Take medical liability…less than one-half of one percent of all health care costs are attributable to any kind of medical liability. While medical liability tort awards to plaintiffs have become smaller, and caps of $250,000 have been placed in many states on damages, medical malpractice insurance keeps going up. The doctors blame the wrong people on purpose. They blame the very people that they harm, as if people want misdiagnosis or surgery gone wrong. Doctors blame attorneys because they do not want to rock the boat with their insurers. They worry, just like medical consumers, that they could be dropped by their insurer when they have a serious incident.

Consequently, since physicians are thus so cavalier about something so important, and ignore the facts when they conflict with their own personal financial interests, then should we not worry about several other things relating to the medical profession? How serious are they about their profession, their skills, their treatments and diagnoses? Why aren’t there more American-born doctors? We still import thousands of residents per year to fill our needs…which are not our real needs.

Our real needs would be for another 100,000 family physicians, more even than the deficit that our medical profession has currently created. In the restriction on the supply of doctors, the AMA has the principal guilt. It was venal and it was wrong. We should have expanded the supply of doctors long ago. It was a callous move to keep medical schools with the same number of chairs as 30 years ago while populations have doubled or tripled.

With thousands of applicants for each chair in our medical schools, how is it possible that out of all those students with an A-minus or better in the sciences and higher overall GPAs that we cannot come up with 9,000 more U.S. medical school graduates? Why can we not fill the roughly 9,000 residencies with American graduates rather than the foreign medical school graduates or U.S. graduates who are forced to go to foreign medical schools?

Why does Cuba have more physicians per capita than the United States? Cuba is basically a third-world country. So what are we…a fourth world country? The American Medical Association is responsible. They run everything having to do with medicine in this country. We afford them all the respect, perks, privileges wealth and position in society that we feel is due the highly skilled and educated. So it is fitting that they take the responsibility for this situation that they have caused…namely, the restriction and rationing of medical doctors. Shame on them for their arrogance and avarice.

Let’s be honest. This is not a situation that President Obama created or had anything to do with. He simply recognized the devastation that lack of health care can cause among the weak and powerless in our society. Typical of our “great American enterprise,” only when our personal ox is gored do many of us actually stand up and be counted for our fellow neighbors. The fact is that the doctors, at least, often work 80 hours a week trying to keep us healthy.

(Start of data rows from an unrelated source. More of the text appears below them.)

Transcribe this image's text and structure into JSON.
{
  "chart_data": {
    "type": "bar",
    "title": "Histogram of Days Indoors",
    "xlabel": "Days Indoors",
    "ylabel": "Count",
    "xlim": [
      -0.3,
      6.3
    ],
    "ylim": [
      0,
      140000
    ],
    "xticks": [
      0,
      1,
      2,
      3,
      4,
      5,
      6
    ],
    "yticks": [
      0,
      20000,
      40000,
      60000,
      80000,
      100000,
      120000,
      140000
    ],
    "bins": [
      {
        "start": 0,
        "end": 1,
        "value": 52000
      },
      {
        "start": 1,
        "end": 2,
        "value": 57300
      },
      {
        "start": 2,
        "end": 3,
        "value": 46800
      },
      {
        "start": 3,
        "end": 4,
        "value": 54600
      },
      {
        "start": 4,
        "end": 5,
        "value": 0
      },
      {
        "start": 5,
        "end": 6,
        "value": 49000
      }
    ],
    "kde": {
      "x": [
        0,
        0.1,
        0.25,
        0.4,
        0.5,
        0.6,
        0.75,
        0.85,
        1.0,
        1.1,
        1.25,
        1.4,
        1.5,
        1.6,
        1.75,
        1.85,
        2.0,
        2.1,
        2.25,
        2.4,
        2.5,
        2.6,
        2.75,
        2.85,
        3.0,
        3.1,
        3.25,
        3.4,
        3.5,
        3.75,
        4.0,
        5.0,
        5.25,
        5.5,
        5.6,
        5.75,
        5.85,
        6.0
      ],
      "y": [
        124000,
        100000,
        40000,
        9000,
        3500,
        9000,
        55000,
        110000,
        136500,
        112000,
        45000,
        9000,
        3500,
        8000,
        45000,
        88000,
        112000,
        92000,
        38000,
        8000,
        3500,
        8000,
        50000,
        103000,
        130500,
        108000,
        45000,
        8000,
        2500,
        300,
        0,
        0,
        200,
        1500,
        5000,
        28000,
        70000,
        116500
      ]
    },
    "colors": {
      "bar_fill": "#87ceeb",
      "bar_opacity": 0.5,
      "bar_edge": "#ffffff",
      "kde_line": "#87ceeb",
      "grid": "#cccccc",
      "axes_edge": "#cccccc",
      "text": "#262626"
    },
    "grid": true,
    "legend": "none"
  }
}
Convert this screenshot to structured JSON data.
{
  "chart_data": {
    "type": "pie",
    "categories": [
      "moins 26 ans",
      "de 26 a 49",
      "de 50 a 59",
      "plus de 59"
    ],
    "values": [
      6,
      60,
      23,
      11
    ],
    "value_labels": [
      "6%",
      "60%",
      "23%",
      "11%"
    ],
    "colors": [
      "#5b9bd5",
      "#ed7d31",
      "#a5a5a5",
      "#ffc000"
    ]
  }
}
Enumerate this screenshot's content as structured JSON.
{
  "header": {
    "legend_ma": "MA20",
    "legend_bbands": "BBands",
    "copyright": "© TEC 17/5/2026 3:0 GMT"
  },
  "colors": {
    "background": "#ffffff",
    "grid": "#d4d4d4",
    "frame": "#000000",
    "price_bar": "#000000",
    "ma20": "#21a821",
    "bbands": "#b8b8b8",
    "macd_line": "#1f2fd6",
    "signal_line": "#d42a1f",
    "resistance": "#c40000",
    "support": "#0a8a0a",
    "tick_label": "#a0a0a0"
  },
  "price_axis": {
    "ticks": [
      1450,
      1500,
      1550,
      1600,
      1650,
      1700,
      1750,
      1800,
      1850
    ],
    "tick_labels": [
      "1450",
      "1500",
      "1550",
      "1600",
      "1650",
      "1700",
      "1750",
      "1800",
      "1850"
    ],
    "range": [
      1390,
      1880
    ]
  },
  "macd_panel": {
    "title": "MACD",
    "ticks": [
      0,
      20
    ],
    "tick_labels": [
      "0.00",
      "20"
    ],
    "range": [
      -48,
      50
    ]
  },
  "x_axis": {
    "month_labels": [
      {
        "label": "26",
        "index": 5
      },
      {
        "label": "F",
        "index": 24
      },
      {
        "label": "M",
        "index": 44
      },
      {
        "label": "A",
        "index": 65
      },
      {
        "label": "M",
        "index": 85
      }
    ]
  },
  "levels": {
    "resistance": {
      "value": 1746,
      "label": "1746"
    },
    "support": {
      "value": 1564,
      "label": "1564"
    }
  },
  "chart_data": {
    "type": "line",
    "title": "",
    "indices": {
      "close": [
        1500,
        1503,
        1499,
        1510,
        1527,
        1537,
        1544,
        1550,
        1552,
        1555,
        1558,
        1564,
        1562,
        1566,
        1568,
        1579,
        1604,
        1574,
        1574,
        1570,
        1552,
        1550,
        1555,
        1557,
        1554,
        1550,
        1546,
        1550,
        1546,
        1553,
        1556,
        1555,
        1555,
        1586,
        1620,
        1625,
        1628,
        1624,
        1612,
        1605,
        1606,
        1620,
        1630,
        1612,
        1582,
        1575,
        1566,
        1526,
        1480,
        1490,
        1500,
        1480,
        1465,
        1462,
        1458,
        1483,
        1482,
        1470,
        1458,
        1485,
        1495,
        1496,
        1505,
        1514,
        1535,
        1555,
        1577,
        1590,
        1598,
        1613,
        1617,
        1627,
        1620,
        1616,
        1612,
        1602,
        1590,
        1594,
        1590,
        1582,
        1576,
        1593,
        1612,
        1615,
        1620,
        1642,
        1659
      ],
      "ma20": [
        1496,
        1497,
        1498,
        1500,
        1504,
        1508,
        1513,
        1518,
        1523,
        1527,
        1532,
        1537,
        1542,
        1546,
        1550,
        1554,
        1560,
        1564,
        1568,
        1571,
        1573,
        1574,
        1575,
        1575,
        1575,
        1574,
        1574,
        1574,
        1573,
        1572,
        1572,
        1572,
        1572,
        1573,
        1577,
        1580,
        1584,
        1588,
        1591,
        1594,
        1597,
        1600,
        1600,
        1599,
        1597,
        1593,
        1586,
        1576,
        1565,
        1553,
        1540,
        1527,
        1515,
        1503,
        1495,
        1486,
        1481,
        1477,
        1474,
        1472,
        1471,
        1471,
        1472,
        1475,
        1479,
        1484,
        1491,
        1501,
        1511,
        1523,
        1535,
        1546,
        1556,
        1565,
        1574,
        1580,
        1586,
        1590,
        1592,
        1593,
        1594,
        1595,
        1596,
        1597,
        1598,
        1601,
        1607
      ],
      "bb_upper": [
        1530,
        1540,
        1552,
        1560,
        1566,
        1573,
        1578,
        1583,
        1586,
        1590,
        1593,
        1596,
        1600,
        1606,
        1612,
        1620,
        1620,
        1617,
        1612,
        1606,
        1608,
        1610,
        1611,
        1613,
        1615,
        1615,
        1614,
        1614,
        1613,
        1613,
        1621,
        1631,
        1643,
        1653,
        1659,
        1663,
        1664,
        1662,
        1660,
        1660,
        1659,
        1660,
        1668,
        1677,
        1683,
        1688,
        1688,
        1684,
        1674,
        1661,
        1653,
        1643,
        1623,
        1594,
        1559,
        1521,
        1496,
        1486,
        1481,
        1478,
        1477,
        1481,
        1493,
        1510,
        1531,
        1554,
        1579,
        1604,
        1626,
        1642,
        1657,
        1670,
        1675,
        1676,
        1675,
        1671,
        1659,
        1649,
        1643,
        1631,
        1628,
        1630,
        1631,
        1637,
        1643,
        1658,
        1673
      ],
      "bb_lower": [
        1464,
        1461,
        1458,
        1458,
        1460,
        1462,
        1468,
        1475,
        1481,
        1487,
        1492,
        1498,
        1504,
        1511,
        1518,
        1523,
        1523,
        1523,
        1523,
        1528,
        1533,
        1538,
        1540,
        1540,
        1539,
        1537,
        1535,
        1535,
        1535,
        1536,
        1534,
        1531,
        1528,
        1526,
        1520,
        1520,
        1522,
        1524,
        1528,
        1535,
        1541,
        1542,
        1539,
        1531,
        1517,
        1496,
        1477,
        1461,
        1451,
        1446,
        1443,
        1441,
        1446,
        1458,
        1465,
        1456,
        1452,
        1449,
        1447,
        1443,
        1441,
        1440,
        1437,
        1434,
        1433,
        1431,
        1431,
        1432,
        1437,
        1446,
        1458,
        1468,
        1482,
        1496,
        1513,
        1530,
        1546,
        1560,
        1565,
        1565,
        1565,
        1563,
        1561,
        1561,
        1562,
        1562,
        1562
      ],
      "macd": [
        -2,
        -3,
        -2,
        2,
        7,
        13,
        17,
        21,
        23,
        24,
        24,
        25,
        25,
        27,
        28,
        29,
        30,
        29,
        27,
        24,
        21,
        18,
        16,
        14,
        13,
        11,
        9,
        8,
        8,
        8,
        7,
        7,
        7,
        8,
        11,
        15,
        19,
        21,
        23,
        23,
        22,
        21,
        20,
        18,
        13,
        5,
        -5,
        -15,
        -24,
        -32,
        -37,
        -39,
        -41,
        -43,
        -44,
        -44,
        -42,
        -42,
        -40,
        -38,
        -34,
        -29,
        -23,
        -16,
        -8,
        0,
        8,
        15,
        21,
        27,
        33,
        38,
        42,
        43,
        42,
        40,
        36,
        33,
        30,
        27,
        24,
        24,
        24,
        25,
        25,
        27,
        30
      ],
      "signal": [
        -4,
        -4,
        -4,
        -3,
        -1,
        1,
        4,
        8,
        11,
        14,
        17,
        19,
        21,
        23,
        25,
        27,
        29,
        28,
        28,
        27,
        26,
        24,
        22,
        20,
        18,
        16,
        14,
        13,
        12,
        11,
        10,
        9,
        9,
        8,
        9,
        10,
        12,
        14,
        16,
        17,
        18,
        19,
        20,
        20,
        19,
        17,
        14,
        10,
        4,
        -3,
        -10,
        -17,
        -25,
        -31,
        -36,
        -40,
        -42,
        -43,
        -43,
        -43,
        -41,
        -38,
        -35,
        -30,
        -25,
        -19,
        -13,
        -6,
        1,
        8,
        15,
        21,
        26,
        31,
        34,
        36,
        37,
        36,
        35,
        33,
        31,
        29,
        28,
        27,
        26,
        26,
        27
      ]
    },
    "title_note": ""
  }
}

Consequently, only when the economic conditions of health insurance became so chaotic that the middle-class and the upper-middle class began to suffer personal disasters, did the public take up the cause and support health care reform. Now that health care reform has been challenged by the huge monopolistic insurance companies, many of the public in the polls at least have backed down. Suddenly, they are not so sure about health care reform if it is going to cost them something, or make life the slightest bit less convenient.

We shouldn’t be attacking government. We voted for them…many of us did…these lying Neocon Obstructionists. We should be attacking our fellow citizens for their greed and stupidity and their sloth and their stupid, racist tea parties. They won’t lift a finger to help their neighbor or their fellow citizen to a better life. Yes, let’s pull a Cheney on them. You’re either for health care reform or you’re a traitor!